WASHINGTON, D.C. — Two federal lawmakers re-introduced legislation on Friday that aims to boost school bus safety by requiring lap-shoulder belts and safety technology on every school bus and provide funding for them.
U.S. Sen. Tammy Duckworth (D-IL) and Rep. Steve Cohen (TN-09) re-introduced the School Bus Safety Act of 2019 (H.R. 3959), which would implement safety recommendations from the National Transportation Safety Board (NTSB) to ensure there are seat belts at every school bus seat, and that buses are equipped with safety measures such as electronic stability control (ESC) and automatic braking systems. The bill would also create a grant program to help school districts include these safety modifications on their buses.
“No parent should have to worry about the safety of their children when they get on a school bus, but school buses often lack seat belts and other basic safety equipment that every parent demands,” Duckworth said in a news release from her office. “Nothing is more important than protecting our children, which is why I’m proud to be re-introducing the School Bus Safety Act with Rep. Cohen to help prevent accidents, make accidents less severe, and implement other common-sense safety recommendations that will save lives.”

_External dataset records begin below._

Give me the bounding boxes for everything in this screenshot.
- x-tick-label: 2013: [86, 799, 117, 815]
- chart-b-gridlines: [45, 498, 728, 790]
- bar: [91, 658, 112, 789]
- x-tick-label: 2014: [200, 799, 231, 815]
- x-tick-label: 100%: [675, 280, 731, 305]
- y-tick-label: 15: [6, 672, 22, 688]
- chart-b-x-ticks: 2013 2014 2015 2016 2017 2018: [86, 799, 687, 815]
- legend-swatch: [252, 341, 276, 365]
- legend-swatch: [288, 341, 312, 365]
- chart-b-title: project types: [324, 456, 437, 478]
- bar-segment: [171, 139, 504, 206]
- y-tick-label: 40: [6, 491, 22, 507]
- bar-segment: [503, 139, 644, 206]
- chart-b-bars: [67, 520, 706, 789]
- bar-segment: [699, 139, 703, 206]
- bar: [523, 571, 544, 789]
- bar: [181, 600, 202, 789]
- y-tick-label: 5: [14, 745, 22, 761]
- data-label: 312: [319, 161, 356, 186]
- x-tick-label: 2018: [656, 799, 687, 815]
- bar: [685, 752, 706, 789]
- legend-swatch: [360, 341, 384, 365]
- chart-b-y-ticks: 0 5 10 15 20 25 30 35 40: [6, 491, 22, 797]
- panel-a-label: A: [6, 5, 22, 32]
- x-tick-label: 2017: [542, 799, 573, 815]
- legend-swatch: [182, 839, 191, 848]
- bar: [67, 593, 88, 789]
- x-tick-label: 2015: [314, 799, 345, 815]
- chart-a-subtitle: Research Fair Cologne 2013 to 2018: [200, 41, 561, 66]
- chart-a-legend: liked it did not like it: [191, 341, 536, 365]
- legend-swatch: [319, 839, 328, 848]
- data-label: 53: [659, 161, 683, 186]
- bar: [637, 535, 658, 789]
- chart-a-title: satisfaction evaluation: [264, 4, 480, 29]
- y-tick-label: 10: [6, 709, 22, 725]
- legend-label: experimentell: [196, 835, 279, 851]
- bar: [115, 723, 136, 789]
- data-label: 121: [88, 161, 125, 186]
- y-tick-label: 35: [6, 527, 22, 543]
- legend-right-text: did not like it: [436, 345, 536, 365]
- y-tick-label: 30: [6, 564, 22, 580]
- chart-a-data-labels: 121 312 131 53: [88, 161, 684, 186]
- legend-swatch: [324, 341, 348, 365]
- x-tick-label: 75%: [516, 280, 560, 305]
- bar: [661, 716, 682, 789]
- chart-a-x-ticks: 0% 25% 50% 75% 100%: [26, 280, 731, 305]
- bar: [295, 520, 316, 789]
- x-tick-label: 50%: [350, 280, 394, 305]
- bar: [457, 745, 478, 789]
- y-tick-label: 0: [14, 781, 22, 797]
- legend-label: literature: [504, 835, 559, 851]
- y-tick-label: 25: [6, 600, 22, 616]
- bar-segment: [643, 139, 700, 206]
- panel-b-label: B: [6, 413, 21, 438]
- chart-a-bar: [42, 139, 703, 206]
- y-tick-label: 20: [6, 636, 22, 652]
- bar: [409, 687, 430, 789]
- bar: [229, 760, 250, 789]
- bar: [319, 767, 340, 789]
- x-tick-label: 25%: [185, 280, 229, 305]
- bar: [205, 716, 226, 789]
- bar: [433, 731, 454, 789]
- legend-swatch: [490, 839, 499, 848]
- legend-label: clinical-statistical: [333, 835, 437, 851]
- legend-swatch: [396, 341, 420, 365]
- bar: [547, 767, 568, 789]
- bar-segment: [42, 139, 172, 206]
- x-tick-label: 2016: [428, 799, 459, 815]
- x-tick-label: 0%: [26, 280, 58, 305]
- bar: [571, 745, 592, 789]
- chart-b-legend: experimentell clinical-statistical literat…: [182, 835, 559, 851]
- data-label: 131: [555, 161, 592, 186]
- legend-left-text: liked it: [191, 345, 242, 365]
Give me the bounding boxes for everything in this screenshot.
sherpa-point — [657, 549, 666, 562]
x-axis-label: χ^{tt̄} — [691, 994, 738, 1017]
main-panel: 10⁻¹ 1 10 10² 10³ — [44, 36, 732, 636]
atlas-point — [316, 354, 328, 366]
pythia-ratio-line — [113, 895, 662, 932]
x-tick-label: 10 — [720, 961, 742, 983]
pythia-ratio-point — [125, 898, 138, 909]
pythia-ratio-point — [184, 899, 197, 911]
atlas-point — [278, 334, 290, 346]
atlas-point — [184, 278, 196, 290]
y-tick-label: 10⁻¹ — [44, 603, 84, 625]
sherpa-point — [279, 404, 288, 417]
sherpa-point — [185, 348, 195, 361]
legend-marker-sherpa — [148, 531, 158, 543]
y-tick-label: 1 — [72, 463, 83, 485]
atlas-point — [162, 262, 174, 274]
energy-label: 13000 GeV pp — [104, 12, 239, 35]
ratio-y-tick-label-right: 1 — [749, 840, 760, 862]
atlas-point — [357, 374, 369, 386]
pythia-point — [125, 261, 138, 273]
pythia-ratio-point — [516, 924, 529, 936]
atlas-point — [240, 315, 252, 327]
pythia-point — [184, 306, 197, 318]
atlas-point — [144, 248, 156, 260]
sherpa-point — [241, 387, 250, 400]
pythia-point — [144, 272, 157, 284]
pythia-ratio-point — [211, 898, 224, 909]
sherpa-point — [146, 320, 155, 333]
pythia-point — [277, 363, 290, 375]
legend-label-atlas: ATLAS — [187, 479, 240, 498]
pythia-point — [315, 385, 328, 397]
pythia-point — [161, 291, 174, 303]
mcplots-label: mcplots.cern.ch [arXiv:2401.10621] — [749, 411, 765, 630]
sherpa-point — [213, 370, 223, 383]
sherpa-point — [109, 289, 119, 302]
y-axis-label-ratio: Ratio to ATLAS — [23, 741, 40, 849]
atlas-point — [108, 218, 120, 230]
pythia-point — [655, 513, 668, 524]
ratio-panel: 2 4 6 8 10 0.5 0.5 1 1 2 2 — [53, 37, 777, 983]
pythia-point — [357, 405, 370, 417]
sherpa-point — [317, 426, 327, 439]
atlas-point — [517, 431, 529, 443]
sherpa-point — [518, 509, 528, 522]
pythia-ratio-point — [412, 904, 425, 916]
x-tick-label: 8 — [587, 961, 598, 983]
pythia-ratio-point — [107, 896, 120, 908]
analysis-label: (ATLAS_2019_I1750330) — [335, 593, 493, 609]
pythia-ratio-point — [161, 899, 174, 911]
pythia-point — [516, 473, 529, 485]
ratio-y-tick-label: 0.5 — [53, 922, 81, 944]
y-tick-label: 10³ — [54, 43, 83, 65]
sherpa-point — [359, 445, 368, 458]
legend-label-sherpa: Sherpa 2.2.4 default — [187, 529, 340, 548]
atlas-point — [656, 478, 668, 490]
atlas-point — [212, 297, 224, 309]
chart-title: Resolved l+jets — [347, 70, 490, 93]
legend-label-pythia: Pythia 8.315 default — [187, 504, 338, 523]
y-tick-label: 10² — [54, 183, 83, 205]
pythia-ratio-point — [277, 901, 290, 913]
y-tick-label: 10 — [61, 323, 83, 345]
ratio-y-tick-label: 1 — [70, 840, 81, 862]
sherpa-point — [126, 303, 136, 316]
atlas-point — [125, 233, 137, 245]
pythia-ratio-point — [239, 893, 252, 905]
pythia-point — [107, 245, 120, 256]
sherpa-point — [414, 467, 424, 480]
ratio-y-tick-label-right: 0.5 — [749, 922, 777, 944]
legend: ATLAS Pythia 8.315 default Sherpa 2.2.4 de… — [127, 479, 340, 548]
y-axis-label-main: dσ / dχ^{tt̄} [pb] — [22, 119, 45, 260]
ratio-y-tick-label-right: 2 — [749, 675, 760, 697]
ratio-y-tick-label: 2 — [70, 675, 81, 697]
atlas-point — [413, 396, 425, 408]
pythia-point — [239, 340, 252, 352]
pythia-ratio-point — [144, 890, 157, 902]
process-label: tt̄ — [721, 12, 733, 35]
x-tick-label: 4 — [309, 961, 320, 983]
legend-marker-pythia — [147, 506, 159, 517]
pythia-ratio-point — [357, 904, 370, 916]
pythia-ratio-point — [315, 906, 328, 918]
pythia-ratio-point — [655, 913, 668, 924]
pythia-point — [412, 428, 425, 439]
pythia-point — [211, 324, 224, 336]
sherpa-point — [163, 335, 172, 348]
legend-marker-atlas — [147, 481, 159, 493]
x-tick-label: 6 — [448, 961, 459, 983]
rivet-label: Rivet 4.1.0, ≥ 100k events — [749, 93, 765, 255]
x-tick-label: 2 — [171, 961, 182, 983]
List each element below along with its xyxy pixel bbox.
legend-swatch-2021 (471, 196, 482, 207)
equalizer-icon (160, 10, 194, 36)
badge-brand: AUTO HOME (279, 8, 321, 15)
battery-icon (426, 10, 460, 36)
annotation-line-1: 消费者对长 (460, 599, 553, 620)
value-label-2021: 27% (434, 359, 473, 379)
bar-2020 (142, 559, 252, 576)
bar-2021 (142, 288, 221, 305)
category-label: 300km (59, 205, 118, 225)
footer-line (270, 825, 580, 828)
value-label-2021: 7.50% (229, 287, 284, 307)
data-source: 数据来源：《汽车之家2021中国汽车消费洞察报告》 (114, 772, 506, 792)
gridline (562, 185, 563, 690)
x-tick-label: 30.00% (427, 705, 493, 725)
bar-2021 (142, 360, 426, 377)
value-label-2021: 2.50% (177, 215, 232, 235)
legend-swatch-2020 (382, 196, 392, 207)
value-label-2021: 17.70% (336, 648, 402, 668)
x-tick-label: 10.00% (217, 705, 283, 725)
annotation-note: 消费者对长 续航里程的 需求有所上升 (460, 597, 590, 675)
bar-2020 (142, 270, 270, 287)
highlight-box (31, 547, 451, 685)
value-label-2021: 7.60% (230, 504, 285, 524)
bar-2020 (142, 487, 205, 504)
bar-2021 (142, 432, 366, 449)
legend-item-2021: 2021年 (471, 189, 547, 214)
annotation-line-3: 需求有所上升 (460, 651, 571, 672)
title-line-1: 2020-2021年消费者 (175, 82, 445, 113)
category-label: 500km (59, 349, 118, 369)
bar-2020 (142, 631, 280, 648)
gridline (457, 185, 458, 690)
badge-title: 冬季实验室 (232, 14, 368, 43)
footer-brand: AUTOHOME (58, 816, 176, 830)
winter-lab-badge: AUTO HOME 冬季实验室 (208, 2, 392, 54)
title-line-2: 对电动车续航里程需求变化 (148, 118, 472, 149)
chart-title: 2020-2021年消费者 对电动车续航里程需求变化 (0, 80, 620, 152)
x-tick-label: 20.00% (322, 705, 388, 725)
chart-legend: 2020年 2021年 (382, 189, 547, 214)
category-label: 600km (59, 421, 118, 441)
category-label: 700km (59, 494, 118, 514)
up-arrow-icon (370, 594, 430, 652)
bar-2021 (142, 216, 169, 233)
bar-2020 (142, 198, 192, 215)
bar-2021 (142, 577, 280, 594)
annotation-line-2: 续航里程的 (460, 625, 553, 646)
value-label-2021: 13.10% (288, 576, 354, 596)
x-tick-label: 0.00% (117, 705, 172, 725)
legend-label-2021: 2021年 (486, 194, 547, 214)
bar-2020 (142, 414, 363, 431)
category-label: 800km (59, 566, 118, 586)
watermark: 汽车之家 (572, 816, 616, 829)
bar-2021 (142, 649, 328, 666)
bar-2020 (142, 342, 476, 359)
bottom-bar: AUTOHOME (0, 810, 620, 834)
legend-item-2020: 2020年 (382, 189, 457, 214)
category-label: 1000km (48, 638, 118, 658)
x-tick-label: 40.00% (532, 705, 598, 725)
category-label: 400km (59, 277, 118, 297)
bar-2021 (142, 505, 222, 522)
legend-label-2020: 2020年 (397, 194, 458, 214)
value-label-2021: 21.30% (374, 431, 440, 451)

“There’s no more precious cargo than school-aged children entrusted by their parents for a ride to school to get a good education,” Cohen said in a news release issued by his office. “The common-sense measures called for in this legislation will save young lives. I am pleased to re-introduce this legislation with Sen. Duckworth to make school buses across the country safer while helping often financially strapped school districts modify their school bus fleets. We’ve seen too many deaths in school bus accidents in Tennessee and elsewhere and it’s past time we act to save young lives.”
The School Bus Safety Act would also require the U.S. Department of Transportation to issue rules requiring all school buses include:
• An event data recorder (EDR) that can record pre- and post-crash data, driver inputs, and restraint usage and when a collision occurs.
• A fire suppression system that, at minimum, addresses engine fires.
• A firewall that prohibits hazardous quantities of gas or flame from passing through the engine compartment to the passenger compartment.
If it passes, the bill’s requirements would go into effect one year after its enactment.
As SBF previously reported, the bill was initially introduced by Cohen as the “Bring Enhanced Liability in Transportation for Students (BELTS) Act” soon after the Nov. 21, 2016 school bus crash in Chattanooga, Tenn., in which six students were killed and more than 20 were injured.
As with the current legislation, the initial bill had called for grants to buy new school buses with the three-point restraints or to retrofit existing buses with them. The previous bill also would have created federal grants to equip school buses with motion-activated detection systems; directed the U.S. secretary of transportation to withhold 10% of a state’s federal-aid highway funds if it hadn’t enacted a law requiring background checks before hiring school bus drivers; and impose a highway funding penalty on states that didn’t enact or enforce a law imposing specified first-offense and second-offense penalties for motorists found guilty of illegally passing a stopped school bus.